The mind once stretched by a new idea never returns to its original dimension – Ralph Waldo Emmerson
I have been grinding the glacier over some issues around my instructional practices. I left a private school system for the public system because I felt like I was teaching in a box. A box that was becoming smaller and tighter each year. I was the outfielder standing alone in left field waiting for someone to throw a new ball my way: differentiated lessons, co-operative learning, professional dialogue, anything. I stood alone until I finally quit the game. Now I feel like I’m miles behind everyone.
I’ve discovered I can stop fighting with my big picture learning style, honour it and teach with it. I can provide my students with the “big picture” of the lesson, from objectives to work/project examples and return to it at the end of the lesson. Did you meet the objective? This was a very huge realization for me as I’ve fought against my own learning style since I started teaching. It always seemed that I figured out how to do something right or better after I finished doing it. How embarrassing to “get it” in June instead of September!
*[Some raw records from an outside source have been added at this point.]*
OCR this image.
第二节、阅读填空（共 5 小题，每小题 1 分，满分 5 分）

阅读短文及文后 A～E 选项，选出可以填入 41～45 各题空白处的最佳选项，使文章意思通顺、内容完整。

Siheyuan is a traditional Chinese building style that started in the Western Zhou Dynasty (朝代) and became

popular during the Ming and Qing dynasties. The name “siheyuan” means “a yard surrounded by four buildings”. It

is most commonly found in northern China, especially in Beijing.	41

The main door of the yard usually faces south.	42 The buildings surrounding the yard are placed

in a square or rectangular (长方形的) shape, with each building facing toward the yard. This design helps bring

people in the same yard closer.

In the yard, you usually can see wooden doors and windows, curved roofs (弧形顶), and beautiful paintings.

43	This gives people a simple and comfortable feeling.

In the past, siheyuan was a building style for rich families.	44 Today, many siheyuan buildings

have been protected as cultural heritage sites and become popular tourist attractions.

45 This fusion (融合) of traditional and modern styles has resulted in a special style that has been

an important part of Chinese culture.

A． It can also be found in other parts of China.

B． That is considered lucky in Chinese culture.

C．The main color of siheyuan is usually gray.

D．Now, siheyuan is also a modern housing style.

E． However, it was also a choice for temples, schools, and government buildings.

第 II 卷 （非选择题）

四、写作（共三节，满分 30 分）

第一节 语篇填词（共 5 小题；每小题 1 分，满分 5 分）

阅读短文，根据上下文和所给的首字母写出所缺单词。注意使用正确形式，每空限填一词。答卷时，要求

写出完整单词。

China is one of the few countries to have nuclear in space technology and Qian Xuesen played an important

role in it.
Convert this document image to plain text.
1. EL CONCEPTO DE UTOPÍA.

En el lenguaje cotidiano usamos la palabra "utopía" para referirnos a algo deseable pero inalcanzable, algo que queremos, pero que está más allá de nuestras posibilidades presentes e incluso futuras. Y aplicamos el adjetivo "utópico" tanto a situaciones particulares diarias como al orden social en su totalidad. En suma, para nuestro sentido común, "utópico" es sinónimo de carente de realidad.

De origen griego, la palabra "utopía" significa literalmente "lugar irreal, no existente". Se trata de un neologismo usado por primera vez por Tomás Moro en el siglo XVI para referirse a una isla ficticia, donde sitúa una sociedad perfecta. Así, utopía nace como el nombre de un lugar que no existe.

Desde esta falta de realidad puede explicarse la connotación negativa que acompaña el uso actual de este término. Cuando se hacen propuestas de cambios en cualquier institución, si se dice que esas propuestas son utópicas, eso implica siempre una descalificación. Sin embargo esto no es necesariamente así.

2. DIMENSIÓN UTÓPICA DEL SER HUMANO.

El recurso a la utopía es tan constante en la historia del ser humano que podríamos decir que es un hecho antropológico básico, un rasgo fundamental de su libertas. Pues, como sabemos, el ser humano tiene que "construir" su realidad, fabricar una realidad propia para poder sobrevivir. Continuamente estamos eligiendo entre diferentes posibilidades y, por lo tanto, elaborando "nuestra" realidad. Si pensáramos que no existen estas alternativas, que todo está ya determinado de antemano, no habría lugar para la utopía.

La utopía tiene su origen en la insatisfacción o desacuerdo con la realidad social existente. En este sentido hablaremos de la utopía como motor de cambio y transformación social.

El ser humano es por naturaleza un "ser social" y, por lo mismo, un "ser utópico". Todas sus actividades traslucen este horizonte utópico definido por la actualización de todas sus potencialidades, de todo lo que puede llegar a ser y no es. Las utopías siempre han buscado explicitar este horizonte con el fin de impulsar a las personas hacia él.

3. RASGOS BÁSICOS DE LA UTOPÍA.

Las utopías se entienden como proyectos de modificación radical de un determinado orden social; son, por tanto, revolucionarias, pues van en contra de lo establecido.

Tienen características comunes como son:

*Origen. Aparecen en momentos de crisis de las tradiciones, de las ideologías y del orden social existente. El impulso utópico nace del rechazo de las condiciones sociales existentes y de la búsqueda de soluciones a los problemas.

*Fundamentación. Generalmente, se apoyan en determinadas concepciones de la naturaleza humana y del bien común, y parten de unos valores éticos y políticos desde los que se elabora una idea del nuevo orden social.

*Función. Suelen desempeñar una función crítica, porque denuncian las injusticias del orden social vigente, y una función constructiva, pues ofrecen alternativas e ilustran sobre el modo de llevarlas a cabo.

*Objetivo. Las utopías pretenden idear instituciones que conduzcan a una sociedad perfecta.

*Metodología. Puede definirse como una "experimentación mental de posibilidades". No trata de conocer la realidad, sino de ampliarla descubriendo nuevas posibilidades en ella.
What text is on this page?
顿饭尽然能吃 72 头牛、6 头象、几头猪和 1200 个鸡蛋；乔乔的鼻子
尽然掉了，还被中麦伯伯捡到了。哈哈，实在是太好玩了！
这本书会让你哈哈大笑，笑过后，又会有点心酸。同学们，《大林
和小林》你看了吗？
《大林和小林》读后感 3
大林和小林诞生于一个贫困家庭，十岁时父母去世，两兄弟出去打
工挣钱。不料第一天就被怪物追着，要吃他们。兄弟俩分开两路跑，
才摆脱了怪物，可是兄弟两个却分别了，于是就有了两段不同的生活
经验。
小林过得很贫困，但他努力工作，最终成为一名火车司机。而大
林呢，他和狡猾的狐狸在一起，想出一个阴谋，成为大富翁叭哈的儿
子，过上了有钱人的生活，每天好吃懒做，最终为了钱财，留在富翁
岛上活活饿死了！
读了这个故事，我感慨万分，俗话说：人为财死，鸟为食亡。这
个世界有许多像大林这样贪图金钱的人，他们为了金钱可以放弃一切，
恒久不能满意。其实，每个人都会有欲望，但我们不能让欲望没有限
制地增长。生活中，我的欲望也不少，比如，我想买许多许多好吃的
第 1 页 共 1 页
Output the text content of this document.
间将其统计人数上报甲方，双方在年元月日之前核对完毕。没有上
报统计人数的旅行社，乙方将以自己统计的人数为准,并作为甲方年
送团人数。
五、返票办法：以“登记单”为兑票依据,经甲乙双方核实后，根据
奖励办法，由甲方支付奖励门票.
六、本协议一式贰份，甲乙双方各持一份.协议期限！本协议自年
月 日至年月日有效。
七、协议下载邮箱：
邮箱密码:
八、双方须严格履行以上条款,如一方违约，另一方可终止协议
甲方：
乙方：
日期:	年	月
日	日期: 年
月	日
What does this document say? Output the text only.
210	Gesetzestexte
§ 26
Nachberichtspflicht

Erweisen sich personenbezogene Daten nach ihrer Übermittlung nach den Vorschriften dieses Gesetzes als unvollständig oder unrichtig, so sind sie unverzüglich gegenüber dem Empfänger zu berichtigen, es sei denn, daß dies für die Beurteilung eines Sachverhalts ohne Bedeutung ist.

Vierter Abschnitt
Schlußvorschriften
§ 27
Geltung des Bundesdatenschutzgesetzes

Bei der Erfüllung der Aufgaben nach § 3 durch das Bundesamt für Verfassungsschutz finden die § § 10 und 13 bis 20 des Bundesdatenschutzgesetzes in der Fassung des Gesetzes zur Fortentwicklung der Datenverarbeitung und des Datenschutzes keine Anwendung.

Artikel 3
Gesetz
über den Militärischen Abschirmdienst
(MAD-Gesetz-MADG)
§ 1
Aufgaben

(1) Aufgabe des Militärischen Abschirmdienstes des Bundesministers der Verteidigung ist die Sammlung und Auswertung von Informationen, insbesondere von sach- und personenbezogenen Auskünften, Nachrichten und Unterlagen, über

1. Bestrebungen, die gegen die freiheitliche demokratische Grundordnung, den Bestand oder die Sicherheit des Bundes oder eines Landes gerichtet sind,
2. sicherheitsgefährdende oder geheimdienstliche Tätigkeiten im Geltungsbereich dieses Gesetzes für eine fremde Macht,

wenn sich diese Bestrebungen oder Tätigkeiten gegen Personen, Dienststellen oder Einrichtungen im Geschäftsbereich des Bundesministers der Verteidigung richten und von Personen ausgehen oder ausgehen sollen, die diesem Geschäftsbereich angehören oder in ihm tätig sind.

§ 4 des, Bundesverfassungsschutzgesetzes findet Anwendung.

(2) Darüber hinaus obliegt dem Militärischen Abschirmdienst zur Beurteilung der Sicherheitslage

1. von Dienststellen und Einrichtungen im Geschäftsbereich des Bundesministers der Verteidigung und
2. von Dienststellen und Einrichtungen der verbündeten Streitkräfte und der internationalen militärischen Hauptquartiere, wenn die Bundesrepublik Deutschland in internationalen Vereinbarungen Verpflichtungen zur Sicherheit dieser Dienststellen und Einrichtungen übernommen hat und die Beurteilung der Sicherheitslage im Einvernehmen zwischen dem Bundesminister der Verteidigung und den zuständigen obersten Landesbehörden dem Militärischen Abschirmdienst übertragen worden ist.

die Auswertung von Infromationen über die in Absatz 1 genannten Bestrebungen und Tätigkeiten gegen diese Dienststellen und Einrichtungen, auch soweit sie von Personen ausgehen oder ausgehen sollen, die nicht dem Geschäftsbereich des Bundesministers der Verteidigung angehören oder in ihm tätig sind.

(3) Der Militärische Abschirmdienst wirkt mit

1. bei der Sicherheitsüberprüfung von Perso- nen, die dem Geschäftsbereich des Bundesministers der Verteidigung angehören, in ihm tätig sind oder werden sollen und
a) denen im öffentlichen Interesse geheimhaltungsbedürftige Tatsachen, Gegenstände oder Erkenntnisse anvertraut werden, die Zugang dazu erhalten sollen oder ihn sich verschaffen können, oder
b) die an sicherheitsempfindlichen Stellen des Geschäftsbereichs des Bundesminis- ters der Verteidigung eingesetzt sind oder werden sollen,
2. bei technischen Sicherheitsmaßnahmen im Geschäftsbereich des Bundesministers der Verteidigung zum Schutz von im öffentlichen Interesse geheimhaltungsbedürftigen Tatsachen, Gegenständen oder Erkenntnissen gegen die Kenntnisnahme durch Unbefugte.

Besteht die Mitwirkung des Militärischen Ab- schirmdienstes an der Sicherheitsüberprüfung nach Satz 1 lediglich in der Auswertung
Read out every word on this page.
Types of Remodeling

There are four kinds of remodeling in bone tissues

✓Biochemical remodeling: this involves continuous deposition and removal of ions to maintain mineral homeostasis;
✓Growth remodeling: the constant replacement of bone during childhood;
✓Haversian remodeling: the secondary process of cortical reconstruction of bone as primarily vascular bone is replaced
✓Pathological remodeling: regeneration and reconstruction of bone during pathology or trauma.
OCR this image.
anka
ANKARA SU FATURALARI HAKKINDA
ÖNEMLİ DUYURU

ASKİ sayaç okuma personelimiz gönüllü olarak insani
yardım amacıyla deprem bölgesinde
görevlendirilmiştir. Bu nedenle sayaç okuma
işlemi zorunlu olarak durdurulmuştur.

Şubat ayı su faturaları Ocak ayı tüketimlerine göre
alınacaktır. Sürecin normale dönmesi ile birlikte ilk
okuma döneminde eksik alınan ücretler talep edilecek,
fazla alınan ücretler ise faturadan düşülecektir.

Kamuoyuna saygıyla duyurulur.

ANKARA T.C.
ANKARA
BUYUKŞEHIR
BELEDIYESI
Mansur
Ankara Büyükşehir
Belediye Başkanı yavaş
I have been working on solidifying some ideas around relinquishing control of the information and letting the students own it, of relinquishing my teacher power to control the discussions and/or avoid uneasy topics or questions and to replace this with language of least power. It’s time to roll with the students. But I still have to do this within a guided framework as I’m not in complete agreement with the constructivist theories of education.
My research groups do not need to work on a project. They need to work on the skills needed to do a research project. I do not need to feel pressured into producing some elaborate end result with them, we need to work on the process in a manner that allows them to own their own learning and for me to own my teaching.
I have not refined these new ideas yet, but that will come with the process.
What drives your instructional practice?